One thing I keep hearing from my people in my day to day life is does he know what he has with you? I dont exactly know what this means. But it comes from sincerity and people I respect. I dont think he ever knew what he truly felt about me. At least he couldnt tell me. If he could tell me, he couldn't show me. Never could he show me.

I wanted too much, too much more than he was capable of. He couldnt do it right for me. He wanted different things than I. He wants a place to party, drink and be with buddies. I want something more connected with people. I want sober people that have a deeper meaning. More dimension and who actually participate in the world the live in. I guess we both created this mess.

We never married. Relationships dont work. Nobody I know has a happy fulfilling one. But we own a house together. Harder to get rid of than a divorce. I said I would leave. But now, I am not so sure. Why should I leave? I have two girls in a home where they go to school. I have to stay in this neighborhood. He can go live anywhere. ANYWHERE. One guy. Anywhere. 3 people. In a 2 mile radius.
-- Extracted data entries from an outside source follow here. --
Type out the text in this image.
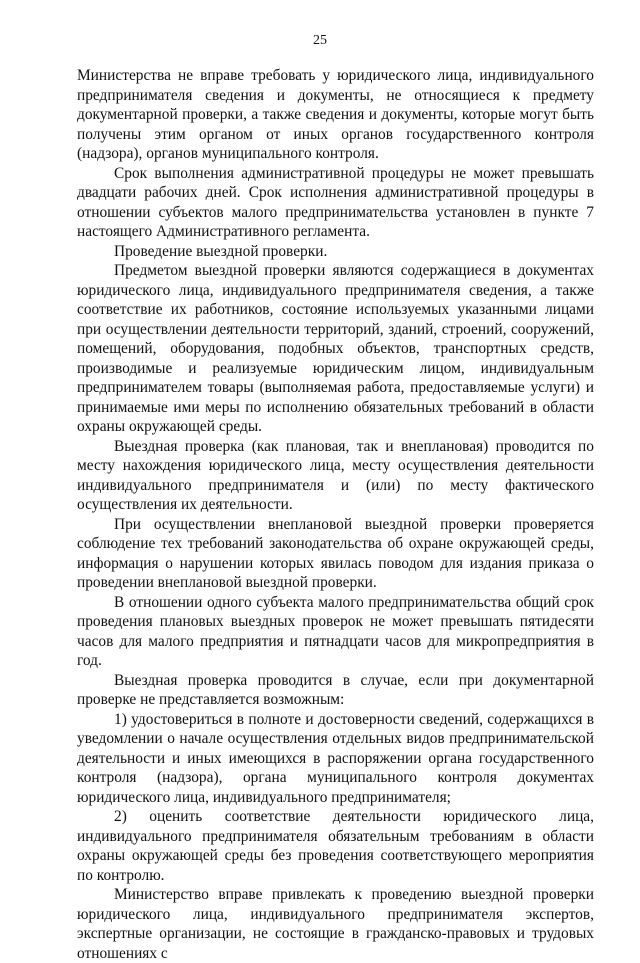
25

Министерства не вправе требовать у юридического лица, индивидуального предпринимателя сведения и документы, не относящиеся к предмету документарной проверки, а также сведения и документы, которые могут быть получены этим органом от иных органов государственного контроля (надзора), органов муниципального контроля.

Срок выполнения административной процедуры не может превышать двадцати рабочих дней. Срок исполнения административной процедуры в отношении субъектов малого предпринимательства установлен в пункте 7 настоящего Административного регламента.

Проведение выездной проверки.

Предметом выездной проверки являются содержащиеся в документах юридического лица, индивидуального предпринимателя сведения, а также соответствие их работников, состояние используемых указанными лицами при осуществлении деятельности территорий, зданий, строений, сооружений, помещений, оборудования, подобных объектов, транспортных средств, производимые и реализуемые юридическим лицом, индивидуальным предпринимателем товары (выполняемая работа, предоставляемые услуги) и принимаемые ими меры по исполнению обязательных требований в области охраны окружающей среды.

Выездная проверка (как плановая, так и внеплановая) проводится по месту нахождения юридического лица, месту осуществления деятельности индивидуального предпринимателя и (или) по месту фактического осуществления их деятельности.

При осуществлении внеплановой выездной проверки проверяется соблюдение тех требований законодательства об охране окружающей среды, информация о нарушении которых явилась поводом для издания приказа о проведении внеплановой выездной проверки.

В отношении одного субъекта малого предпринимательства общий срок проведения плановых выездных проверок не может превышать пятидесяти часов для малого предприятия и пятнадцати часов для микропредприятия в год.

Выездная проверка проводится в случае, если при документарной проверке не представляется возможным:

1) удостовериться в полноте и достоверности сведений, содержащихся в уведомлении о начале осуществления отдельных видов предпринимательской деятельности и иных имеющихся в распоряжении органа государственного контроля (надзора), органа муниципального контроля документах юридического лица, индивидуального предпринимателя;

2) оценить соответствие деятельности юридического лица, индивидуального предпринимателя обязательным требованиям в области охраны окружающей среды без проведения соответствующего мероприятия по контролю.

Министерство вправе привлекать к проведению выездной проверки юридического лица, индивидуального предпринимателя экспертов, экспертные организации, не состоящие в гражданско-правовых и трудовых отношениях с
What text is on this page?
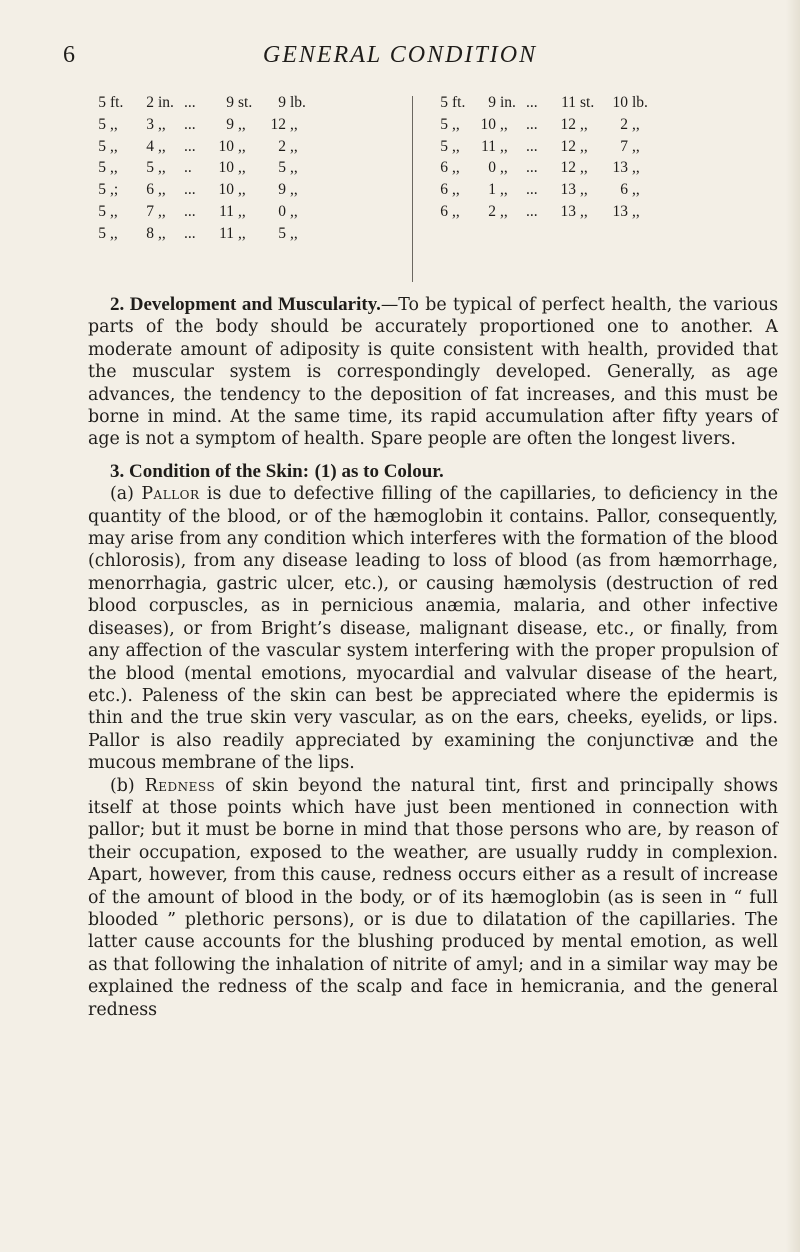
6	GENERAL CONDITION
5 ft. 2 in. ... 9 st. 9 lb.
5 ,, 3 ,, ... 9 ,, 12 ,,
5 ,, 4 ,, ... 10 ,, 2 ,,
5 ,, 5 ,, .. 10 ,, 5 ,,
5 ,; 6 ,, ... 10 ,, 9 ,,
5 ,, 7 ,, ... 11 ,, 0 ,,
5 ,, 8 ,, ... 11 ,, 5 ,,
5 ft. 9 in. ... 11 st. 10 lb.
5 ,, 10 ,, ... 12 ,, 2 ,,
5 ,, 11 ,, ... 12 ,, 7 ,,
6 ,, 0 ,, ... 12 ,, 13 ,,
6 ,, 1 ,, ... 13 ,, 6 ,,
6 ,, 2 ,, ... 13 ,, 13 ,,

2. Development and Muscularity.—To be typical of perfect health, the various parts of the body should be accurately proportioned one to another. A moderate amount of adiposity is quite consistent with health, provided that the muscular system is correspondingly developed. Generally, as age advances, the tendency to the deposition of fat increases, and this must be borne in mind. At the same time, its rapid accumulation after fifty years of age is not a symptom of health. Spare people are often the longest livers.

3. Condition of the Skin: (1) as to Colour.

(a) Pallor is due to defective filling of the capillaries, to deficiency in the quantity of the blood, or of the hæmoglobin it contains. Pallor, consequently, may arise from any condition which interferes with the formation of the blood (chlorosis), from any disease leading to loss of blood (as from hæmorrhage, menorrhagia, gastric ulcer, etc.), or causing hæmolysis (destruction of red blood corpuscles, as in pernicious anæmia, malaria, and other infective diseases), or from Bright’s disease, malignant disease, etc., or finally, from any affection of the vascular system interfering with the proper propulsion of the blood (mental emotions, myocardial and valvular disease of the heart, etc.). Paleness of the skin can best be appreciated where the epidermis is thin and the true skin very vascular, as on the ears, cheeks, eyelids, or lips. Pallor is also readily appreciated by examining the conjunctivæ and the mucous membrane of the lips.

(b) Redness of skin beyond the natural tint, first and principally shows itself at those points which have just been mentioned in connection with pallor; but it must be borne in mind that those persons who are, by reason of their occupation, exposed to the weather, are usually ruddy in complexion. Apart, however, from this cause, redness occurs either as a result of increase of the amount of blood in the body, or of its hæmoglobin (as is seen in “ full blooded ” plethoric persons), or is due to dilatation of the capillaries. The latter cause accounts for the blushing produced by mental emotion, as well as that following the inhalation of nitrite of amyl; and in a similar way may be explained the redness of the scalp and face in hemicrania, and the general redness
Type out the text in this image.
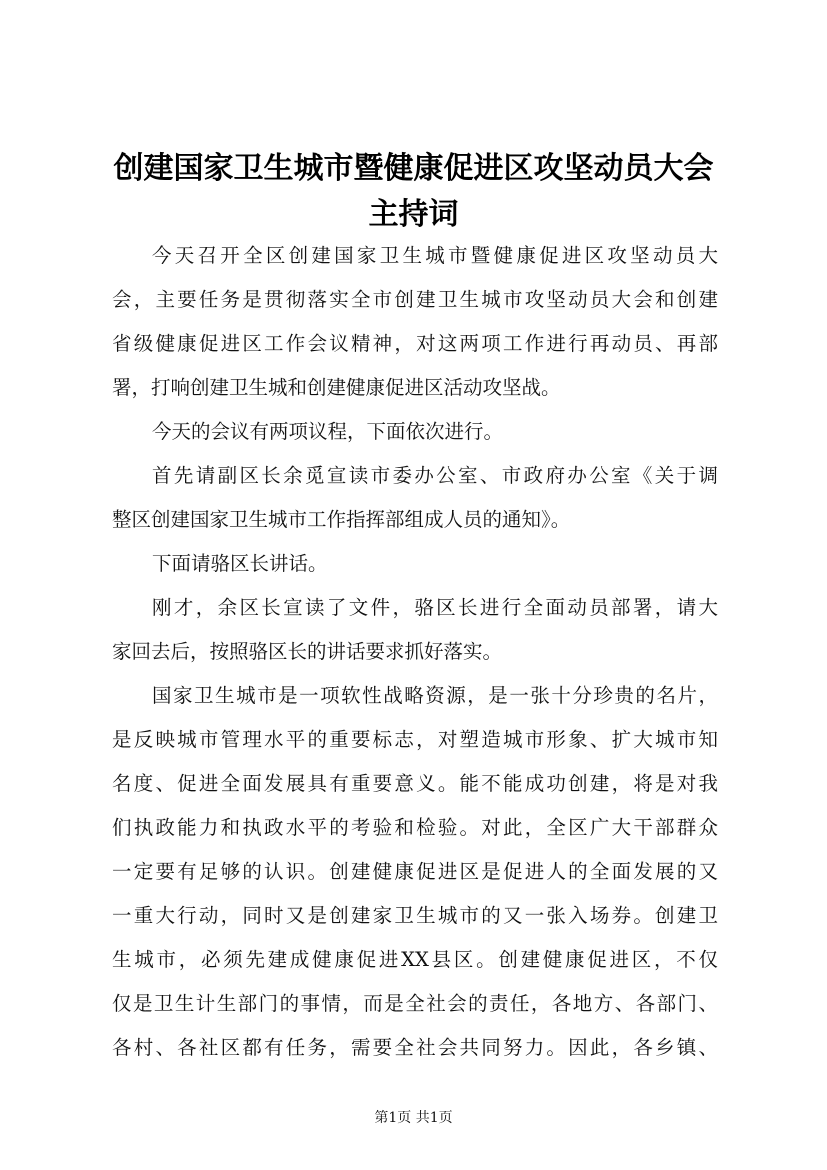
创建国家卫生城市暨健康促进区攻坚动员大会
主持词

今天召开全区创建国家卫生城市暨健康促进区攻坚动员大
会，主要任务是贯彻落实全市创建卫生城市攻坚动员大会和创建
省级健康促进区工作会议精神，对这两项工作进行再动员、再部
署，打响创建卫生城和创建健康促进区活动攻坚战。

今天的会议有两项议程，下面依次进行。

首先请副区长余觅宣读市委办公室、市政府办公室《关于调
整区创建国家卫生城市工作指挥部组成人员的通知》。

下面请骆区长讲话。

刚才，余区长宣读了文件，骆区长进行全面动员部署，请大
家回去后，按照骆区长的讲话要求抓好落实。

国家卫生城市是一项软性战略资源，是一张十分珍贵的名片，
是反映城市管理水平的重要标志，对塑造城市形象、扩大城市知
名度、促进全面发展具有重要意义。能不能成功创建，将是对我
们执政能力和执政水平的考验和检验。对此，全区广大干部群众
一定要有足够的认识。创建健康促进区是促进人的全面发展的又
一重大行动，同时又是创建家卫生城市的又一张入场券。创建卫
生城市，必须先建成健康促进XX县区。创建健康促进区，不仅
仅是卫生计生部门的事情，而是全社会的责任，各地方、各部门、
各村、各社区都有任务，需要全社会共同努力。因此，各乡镇、

第1页 共1页
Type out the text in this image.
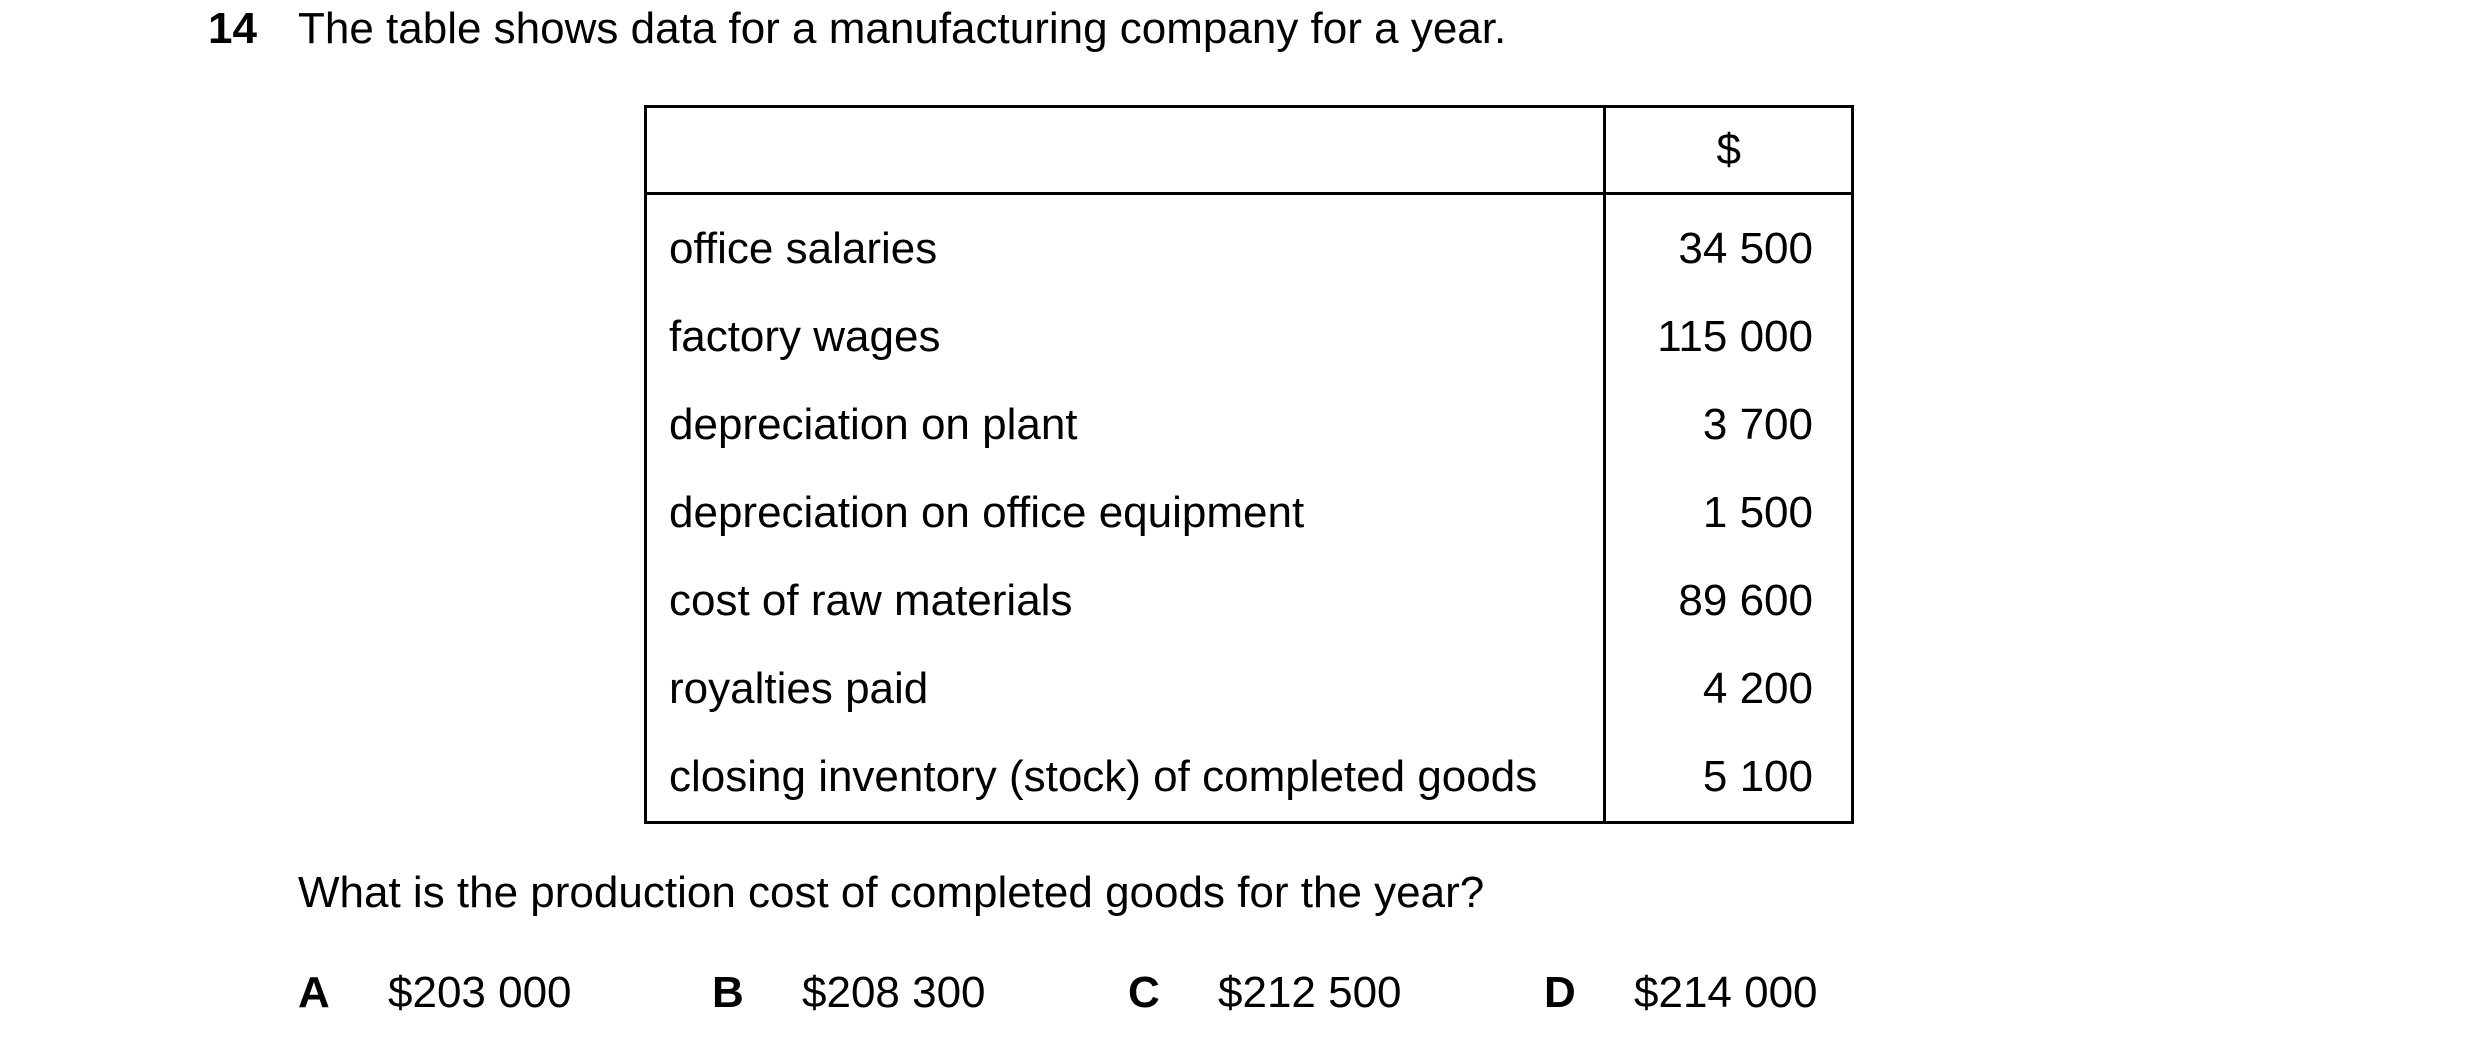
14 The table shows data for a manufacturing company for a year.
	$
office salaries	34 500
factory wages	115 000
depreciation on plant	3 700
depreciation on office equipment	1 500
cost of raw materials	89 600
royalties paid	4 200
closing inventory (stock) of completed goods	5 100
What is the production cost of completed goods for the year?
A $203 000	B $208 300	C $212 500	D $214 000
I bet he wont go. He will fight me and hold on. Im not asking to sell the house just let me stay until it is time to sell. Then...

I hate this place I am in.

This too shall pass.

3 comments:

Damon Peter Rallis said...

Good luck to you.

said...

*sigh*

He's not in and yet he's standing this ground. How very frustrating...

Sending you strength, momma.

((hugs))

Memphis said...

I have a house that won't sell and a wife that won't follow. Meanwhile, I live alone far away. It may sound cliche, but I feel your pain.